Plusieurs milliers de Thaïlandais ont participé dimanche à la "course contre la dictature" organisée à Bangkok par l’opposition au gouvernement de Prayuth Chan-O-Cha, tandis qu’une marche en soutien à ce dernier avait lieu en parallèle à quelques kilomètres.
Selon l'estimation de la police, plus de 12.745 coureurs et supporters se sont rassemblés en tenue de sport et chaussures colorées peu avant le lever du soleil pour participer à l'événement dans le parc Souan Rot Fai dans le nord de la capitale.
Certains d'entre eux scandaient des slogans du type "Prayuth, dehors!" ou "Vive la démocratie!" en effectuant le parcours de 2,6 km sous la surveillance d’un dispositif policier très léger.
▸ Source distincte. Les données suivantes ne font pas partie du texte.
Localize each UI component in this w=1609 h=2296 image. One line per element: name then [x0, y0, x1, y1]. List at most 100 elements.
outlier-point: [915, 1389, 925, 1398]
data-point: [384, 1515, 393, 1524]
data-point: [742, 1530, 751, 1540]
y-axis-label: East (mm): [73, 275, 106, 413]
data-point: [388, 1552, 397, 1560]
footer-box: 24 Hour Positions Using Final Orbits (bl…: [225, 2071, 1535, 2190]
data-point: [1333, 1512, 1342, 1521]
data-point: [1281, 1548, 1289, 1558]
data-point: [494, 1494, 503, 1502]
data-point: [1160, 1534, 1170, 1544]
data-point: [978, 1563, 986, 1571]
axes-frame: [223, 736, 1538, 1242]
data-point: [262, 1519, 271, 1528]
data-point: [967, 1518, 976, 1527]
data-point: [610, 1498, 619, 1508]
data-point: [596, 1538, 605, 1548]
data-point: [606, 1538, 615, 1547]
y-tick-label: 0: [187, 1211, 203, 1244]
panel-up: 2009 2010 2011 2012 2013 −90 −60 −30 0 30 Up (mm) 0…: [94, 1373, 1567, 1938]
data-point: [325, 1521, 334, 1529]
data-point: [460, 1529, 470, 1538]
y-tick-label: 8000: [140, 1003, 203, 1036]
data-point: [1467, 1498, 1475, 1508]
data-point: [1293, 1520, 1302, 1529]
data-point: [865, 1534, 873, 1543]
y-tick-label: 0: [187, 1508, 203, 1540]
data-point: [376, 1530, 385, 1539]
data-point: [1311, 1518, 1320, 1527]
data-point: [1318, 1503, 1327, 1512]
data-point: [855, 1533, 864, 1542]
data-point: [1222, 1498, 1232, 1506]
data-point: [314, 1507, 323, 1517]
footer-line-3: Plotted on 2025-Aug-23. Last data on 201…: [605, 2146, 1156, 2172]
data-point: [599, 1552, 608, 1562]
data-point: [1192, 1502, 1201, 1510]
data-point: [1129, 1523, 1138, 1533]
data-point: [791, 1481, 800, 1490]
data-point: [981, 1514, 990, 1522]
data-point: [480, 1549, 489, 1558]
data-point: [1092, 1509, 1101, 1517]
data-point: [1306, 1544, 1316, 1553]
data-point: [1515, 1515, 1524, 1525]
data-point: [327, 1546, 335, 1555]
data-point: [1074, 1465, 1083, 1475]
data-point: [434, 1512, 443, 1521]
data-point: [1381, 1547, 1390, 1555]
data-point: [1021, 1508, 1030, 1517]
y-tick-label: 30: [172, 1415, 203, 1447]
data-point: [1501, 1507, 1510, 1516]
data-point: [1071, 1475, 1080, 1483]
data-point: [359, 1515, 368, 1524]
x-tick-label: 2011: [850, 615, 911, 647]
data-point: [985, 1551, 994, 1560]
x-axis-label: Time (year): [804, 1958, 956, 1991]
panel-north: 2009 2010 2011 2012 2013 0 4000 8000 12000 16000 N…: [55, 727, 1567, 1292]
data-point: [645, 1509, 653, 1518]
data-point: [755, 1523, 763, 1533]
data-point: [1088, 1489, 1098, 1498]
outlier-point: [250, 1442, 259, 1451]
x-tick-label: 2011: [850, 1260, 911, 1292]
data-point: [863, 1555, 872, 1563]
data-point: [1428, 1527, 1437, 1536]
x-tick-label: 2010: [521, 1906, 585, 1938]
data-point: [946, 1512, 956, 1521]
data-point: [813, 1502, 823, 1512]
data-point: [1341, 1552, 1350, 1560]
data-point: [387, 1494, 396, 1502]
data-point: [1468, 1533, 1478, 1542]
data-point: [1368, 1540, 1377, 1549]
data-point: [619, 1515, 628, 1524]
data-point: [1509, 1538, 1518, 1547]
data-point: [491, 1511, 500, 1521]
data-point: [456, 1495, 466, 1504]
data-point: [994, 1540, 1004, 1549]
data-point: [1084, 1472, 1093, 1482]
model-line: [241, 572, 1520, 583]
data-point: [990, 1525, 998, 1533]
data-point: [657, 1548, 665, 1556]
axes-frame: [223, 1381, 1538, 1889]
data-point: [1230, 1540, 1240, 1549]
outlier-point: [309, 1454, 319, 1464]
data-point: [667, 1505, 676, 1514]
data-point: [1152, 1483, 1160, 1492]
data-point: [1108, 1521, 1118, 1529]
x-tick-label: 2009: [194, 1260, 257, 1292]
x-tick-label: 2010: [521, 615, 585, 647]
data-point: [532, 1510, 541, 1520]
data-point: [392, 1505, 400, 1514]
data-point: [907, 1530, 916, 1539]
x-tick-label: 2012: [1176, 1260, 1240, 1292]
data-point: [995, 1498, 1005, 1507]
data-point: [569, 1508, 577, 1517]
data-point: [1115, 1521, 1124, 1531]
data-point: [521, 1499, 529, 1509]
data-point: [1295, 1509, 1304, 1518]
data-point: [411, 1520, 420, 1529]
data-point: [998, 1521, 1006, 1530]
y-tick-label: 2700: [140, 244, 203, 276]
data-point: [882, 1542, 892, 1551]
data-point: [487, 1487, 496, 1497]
Beaucoup ont également fait le salut à trois doigts synonyme de résistance à l'autorité.
"Je veux que les choses s'améliorent", a déclaré Waraporn Waralak, 45 ans, de Bangkok, après avoir terminé sa course. "Je veux que Prayuth s’en aille."
Le gouvernement thaïlandais est dirigé par le Premier ministre Prayuth Chan-O-Cha, ancien général de 65 ans qui a dirigé une junte militaire de 2014 à 2019, avant d’être reconduit à la tête des affaires du pays à l’issue d’élections tenues en mars dernier, scrutin que l'opposition dénonce comme manipulé pour favoriser celui qui a mené le coup d'Etat de 2014 et son parti pro-armée.
"Il s'agit du plus grand rassemblement depuis le coup d'État", a déclaré Anusorn Unno, doyen de la faculté de sociologie et d'anthropologie de l'Université Thammasat de Bangkok, ajoutant que l’aspect pacifique de l'événement a favorisé une participation plus importante.
Une foule enthousiaste s’était massée pour suivre le défilé sportif tandis que les organisateurs vendaient aux enchères des dossards portant des numéros significatifs au regard de la politique thaïlandaise, comme le 2475, correspondant à l'année de la révolution ayant mis fin à la monarchie absolue en 1932 selon le calendrier bouddhiste.
Sous des acclamations nourries, un dossard portant le numéro 0044, en référence à l'article 44 -qui, sous l'ancienne junte, conférait à Prayuth un pouvoir exécutif absolu-, a été déchiré sur scène.
L'événement s'est déroulé conformément aux droits des personnes et aucune loi n'a été enfreinte, a déclaré une porte-parole du gouvernement à Reuters.
Cette course fait suite à une flash-mob organisée le mois dernier par Thanathorn Juangroongruangkit, dirigeant du parti progressiste Anakot Mai (Future Forward en anglais), l'adversaire le plus éloquent du nouveau gouvernement civil thaïlandais.
Thanathorn a été accusé vendredi d'avoir enfreint une loi sur les rassemblements publics lors de la manifestation de décembre, et Anakot Mai risque par ailleurs d'être dissous le 21 janvier par la Cour constitutionnelle.
Courir ou marcher ?
L'événement de dimanche s’intitulait en thaï "Wing Lai Loong", qui se traduit par "Courir pour éjecter l’Oncle", en référence au surnom de Prayuth "Oncle Tu".
Cela a amené les pro-gouvernementaux à organiser "la Marche pour acclamer l’Oncle", dans un autre parc à une dizaine de kilomètres, un événement concurrent destiné à exprimer leur soutien à Prayuth et auquel des milliers de personnes ont également participé.
Les vues diamétralement opposées des deux camps avaient de quoi réveiller les souvenirs des manifestations entre "chemises jaunes" et "chemises rouges" qui ont rythmé la vie de la capitale thaïlandaise entre 2006 et 2014.
Les partisans de Prayuth vantaient dimanche les vertus du nationalisme, brandissant le drapeau thaïlandais, tout en qualifiant Thanathorn et ses partisans de "haïsseurs de la nation" pour leurs vues libérales.
Ils se sont mis à frapper à tour de rôle avec un bâton en bois des grandes piñatas en forme de fruits, pour symboliser leur mécontentement vis-à-vis d’Anakot Mai, l’orange symbolisant notamment la couleur officielle du parti.
Si les deux manifestations rassemblaient chacune des gens de tous âges, les partisans de Prayuth étaient dans l’ensemble plus âgés.
"Nous soutenons le Premier ministre parce qu'il fait preuve de loyauté envers la monarchie, notre roi", a déclaré Sorasak Katkonganapan, un retraité de 62 ans lors de la marche qui se déroulait au parc Lumpini dans le centre-ville.